The backbone of this implausible yarn, though, is the unlikely relationship that forms after Matt arrives at the plush London pad of his sister Shannon and her husband Steve — only to have Steve’s soccer-yob brother Pete crash the party. Hunnam steals the show as the Ur-Lad, a swaggering Stone Island Ken Doll who might look like a hip millennial graphic designer on the outside, but bubbles with the casual racism, homophobia, and other charms of the stereotypical Ultra. In a wise departure from Hollywood storytelling, though, his human side emerges not through a heart-to-heart, but with some beers, light violence, and casual slurs, which allow him to bond with Matt and reveal his day job: as a primary school teacher. Nice touch.

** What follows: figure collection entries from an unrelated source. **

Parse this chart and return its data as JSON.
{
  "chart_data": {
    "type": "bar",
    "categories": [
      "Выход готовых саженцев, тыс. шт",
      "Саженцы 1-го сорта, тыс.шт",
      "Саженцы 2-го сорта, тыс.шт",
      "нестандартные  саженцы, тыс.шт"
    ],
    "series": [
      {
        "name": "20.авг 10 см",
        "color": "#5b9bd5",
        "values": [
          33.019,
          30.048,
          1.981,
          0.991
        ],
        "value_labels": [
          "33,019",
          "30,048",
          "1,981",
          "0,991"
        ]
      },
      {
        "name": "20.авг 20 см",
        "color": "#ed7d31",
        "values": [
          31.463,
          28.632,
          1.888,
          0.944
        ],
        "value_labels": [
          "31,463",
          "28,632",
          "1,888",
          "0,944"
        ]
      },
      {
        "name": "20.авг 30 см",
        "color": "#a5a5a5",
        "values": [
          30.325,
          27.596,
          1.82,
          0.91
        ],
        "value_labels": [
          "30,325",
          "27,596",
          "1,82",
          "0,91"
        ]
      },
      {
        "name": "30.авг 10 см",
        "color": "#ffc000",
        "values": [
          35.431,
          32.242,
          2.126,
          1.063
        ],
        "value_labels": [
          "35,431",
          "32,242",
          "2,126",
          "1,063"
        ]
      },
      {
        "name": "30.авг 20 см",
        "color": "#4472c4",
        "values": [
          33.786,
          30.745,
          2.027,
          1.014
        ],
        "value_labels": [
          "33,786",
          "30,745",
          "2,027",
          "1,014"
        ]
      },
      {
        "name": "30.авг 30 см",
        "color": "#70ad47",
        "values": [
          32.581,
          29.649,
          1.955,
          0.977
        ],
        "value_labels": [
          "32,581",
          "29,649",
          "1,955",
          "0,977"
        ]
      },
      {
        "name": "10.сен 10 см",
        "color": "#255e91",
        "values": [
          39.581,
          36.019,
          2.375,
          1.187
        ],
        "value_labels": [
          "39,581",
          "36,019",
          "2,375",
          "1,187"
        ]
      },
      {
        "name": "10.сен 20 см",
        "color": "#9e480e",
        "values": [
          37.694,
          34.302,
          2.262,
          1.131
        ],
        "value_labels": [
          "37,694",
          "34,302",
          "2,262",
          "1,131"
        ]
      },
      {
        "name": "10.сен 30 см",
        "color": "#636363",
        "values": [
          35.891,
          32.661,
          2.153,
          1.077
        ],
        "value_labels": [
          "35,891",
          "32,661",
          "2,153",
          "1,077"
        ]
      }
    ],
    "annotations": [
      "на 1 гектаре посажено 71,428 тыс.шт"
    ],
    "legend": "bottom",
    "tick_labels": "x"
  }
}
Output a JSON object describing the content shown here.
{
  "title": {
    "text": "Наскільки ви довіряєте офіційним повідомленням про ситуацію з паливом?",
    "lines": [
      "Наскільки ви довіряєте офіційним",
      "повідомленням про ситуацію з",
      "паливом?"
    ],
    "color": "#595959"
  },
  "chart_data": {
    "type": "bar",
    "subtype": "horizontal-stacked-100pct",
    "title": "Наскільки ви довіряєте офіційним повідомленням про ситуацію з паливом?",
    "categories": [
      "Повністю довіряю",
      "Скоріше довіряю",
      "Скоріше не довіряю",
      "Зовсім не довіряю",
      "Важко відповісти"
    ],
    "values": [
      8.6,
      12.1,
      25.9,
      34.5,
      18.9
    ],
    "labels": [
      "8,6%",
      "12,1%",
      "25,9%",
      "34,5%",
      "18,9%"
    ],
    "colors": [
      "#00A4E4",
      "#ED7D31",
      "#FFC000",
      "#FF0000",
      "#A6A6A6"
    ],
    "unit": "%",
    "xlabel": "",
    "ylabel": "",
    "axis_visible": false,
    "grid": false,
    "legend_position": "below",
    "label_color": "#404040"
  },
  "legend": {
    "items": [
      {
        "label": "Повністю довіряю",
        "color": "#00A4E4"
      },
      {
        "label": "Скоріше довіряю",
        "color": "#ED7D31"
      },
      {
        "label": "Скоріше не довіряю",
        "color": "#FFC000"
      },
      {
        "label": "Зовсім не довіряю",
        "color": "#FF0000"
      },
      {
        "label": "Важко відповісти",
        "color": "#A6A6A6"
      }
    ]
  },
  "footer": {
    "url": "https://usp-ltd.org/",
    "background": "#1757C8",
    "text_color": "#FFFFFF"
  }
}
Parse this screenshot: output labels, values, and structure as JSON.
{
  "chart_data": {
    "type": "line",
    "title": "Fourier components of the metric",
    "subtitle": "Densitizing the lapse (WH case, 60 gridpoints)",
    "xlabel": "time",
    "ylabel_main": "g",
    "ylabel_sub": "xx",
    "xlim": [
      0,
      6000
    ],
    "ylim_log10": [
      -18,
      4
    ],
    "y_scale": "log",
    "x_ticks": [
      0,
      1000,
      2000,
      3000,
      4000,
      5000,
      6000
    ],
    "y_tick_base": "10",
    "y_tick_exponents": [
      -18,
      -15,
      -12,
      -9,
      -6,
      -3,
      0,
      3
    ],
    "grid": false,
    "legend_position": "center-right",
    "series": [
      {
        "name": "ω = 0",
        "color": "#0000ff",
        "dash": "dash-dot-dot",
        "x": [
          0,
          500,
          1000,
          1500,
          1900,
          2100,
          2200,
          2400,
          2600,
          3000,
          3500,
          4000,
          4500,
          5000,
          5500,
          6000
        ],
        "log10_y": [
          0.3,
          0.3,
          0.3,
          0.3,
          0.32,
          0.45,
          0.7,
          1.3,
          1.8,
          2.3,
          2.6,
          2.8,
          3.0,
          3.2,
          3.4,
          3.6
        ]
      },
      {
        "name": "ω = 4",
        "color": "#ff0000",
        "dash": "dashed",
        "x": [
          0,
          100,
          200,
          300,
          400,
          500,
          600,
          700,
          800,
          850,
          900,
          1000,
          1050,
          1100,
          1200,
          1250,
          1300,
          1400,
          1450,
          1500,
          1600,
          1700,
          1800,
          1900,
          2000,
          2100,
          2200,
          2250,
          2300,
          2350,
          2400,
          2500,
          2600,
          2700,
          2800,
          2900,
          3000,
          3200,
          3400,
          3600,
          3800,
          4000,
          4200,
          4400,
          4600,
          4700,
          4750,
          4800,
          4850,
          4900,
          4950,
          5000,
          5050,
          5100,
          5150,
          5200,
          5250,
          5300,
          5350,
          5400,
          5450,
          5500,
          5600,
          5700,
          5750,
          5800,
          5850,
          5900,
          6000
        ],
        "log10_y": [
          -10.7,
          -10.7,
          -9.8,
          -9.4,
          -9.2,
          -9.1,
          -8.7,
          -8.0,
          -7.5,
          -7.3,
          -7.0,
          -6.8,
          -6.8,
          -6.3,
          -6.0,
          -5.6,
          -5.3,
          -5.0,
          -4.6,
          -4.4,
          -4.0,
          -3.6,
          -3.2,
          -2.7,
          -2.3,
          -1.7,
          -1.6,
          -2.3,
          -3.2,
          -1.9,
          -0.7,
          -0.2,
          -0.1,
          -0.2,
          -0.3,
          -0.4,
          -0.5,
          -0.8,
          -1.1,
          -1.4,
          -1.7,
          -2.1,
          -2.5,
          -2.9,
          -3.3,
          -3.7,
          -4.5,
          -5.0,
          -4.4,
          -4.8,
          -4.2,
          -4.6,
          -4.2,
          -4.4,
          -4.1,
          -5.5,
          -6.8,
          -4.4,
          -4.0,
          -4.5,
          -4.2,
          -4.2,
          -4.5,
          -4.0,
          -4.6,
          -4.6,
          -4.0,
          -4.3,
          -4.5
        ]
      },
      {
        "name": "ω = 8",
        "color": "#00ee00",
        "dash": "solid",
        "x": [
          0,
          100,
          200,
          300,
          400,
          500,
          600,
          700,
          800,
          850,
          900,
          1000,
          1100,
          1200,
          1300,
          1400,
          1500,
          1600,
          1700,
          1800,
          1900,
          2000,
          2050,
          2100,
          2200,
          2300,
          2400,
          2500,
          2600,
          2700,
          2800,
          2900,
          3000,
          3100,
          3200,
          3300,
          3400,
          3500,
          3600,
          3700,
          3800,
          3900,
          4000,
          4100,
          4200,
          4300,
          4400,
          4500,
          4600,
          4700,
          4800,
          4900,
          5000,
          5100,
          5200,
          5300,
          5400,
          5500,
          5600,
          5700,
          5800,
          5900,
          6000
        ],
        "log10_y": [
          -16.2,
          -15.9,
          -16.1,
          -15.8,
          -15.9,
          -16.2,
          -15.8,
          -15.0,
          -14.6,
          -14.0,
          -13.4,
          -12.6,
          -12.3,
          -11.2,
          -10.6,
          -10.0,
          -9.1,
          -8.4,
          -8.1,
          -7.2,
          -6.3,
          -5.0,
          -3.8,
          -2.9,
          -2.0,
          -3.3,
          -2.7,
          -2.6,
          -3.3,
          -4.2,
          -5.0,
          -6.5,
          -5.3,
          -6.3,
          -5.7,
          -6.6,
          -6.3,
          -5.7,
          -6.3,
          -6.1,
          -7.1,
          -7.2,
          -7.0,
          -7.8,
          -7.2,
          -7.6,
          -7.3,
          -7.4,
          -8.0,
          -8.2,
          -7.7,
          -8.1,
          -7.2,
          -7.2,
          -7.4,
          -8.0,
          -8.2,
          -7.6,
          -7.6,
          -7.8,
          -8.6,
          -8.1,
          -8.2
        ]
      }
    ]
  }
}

Intoxicated by the violence and camaraderie which lay the path for unconditional acceptance — despite his comically nerdy, Crimson-editing physical presence — Matt throws himself into the West Ham ‘firm’ known as the Green Street Elite. Despite the awful slang and worse Cockney accents, the film achieves the difficult task of conveying the darker side of London raucousness to an America audience: “The splitting up of a family, the death of a brother and son and the deep, dark depression”, noted Leo Gregory, who played alcoholic, volatile Bovver, whose ridiculous name somehow fails to overshadow the darkness of his character arc. “To me that doesn’t glamourise it.”